Carlos Frederico Barcellos Guazzelli (*)

Qualquer que seja o resultado das eleições presidenciais que se avizinham, elas já estão marcadas por dois fatos inéditos na vida política brasileira – ambos de grande relevância e de consequências, hoje, ainda imprevisíveis. Trata-se, o primeiro, da persistência, mais que isso do contínuo crescimento da liderança das intenções de voto do ex-presidente Lula, o preferido de mais de um terço do eleitorado. De fato, mesmo preso há mais de quatro meses, em razão de incansável perseguição judicial, em típico caso de “lawfare”, internacionalmente reconhecido, e vítima da permanente tentativa de destruição de sua imagem por parte da mídia oligopólica, a cada nova pesquisa eleitoral cresce o número de cidadãos dispostos a votar nele – a ponto de, em algumas delas, ultrapassar com relativa folga a soma das indicações de todos os outros candidatos.
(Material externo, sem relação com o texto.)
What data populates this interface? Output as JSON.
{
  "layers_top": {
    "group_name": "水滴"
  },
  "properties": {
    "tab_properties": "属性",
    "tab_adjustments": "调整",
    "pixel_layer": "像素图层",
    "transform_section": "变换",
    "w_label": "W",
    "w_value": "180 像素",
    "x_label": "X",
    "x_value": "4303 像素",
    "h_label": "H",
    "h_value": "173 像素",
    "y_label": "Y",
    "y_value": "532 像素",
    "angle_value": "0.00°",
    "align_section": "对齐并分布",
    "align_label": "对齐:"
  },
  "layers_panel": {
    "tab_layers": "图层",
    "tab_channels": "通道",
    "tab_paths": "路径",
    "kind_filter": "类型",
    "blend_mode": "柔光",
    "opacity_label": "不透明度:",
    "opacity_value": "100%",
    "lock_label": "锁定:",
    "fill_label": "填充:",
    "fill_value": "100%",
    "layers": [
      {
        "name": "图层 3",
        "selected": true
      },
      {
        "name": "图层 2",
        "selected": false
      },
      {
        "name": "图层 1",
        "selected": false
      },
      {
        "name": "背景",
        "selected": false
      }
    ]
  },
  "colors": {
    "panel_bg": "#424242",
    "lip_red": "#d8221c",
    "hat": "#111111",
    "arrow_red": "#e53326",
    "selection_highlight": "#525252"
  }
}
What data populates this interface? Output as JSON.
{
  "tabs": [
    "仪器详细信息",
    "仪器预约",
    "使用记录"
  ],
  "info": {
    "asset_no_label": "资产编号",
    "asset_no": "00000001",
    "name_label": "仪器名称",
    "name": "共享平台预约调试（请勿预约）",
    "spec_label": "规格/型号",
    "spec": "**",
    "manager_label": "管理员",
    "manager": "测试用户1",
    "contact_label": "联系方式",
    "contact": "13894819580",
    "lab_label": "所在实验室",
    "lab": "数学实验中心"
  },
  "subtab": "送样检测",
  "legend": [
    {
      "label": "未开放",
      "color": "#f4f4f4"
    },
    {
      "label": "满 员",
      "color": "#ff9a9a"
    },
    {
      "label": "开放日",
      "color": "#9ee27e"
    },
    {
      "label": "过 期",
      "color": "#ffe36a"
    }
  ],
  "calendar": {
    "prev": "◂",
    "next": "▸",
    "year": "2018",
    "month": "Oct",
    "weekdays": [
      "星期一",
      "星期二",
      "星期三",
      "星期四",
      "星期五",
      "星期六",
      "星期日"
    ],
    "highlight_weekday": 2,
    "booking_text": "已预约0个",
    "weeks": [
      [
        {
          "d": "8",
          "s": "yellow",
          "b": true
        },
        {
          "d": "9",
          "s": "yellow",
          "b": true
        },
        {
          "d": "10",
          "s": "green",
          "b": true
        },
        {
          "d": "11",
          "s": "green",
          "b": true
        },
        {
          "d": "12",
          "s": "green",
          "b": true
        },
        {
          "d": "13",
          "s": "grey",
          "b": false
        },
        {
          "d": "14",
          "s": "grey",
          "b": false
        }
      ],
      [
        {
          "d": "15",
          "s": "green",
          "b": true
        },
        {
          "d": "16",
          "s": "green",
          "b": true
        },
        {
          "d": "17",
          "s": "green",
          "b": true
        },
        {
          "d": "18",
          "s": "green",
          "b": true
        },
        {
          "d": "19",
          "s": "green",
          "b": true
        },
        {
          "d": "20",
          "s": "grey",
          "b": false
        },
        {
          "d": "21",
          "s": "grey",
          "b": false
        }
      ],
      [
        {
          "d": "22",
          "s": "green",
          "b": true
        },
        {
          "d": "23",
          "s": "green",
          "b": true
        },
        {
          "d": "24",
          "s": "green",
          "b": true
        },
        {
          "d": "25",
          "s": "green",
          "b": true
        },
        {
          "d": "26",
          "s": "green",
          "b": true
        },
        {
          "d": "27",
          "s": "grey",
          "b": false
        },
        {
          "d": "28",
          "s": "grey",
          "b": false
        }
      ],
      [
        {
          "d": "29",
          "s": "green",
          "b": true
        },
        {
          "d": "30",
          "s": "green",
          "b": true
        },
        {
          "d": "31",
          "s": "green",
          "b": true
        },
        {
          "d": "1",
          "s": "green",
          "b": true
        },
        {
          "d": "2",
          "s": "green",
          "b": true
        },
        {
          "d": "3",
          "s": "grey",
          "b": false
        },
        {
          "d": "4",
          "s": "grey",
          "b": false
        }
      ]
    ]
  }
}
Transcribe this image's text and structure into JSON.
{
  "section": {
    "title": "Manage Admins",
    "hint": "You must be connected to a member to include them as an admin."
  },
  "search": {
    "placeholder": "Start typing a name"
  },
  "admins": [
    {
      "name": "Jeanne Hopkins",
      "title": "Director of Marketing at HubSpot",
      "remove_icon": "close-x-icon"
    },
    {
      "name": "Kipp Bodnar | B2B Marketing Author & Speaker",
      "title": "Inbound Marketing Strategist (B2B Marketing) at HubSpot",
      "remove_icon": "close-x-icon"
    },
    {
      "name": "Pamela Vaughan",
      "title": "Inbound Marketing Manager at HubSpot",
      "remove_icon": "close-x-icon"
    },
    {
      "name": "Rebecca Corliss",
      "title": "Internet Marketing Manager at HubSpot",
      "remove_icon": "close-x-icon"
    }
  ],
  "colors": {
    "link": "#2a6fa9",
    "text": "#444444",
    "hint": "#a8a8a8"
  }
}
Tal fenômeno pode ter muitas explicações, mas certamente, dentre elas, avulta a memória recente do ótimo momento vivido pela maioria do povo brasileiro durante os dois mandatos presidenciais do líder pernambucano, e do primeiro da sucessora por ele indicada. Além disso, parece que a maior parte da cidadania passou a compreender, finalmente, que a terrível situação a que o Brasil vem sendo submetido nos últimos tempos, é efeito direto do golpe parlamentar desfechado em 2016 – que depôs ilegitimamente a Presidenta da República eleita dois anos antes, para colocar no poder o bando encarregado de desconstruir, uma a uma, as conquistas sociais, econômicas e culturais obtidas, sob a batuta de Luiz Inácio da Silva, na última década e meia.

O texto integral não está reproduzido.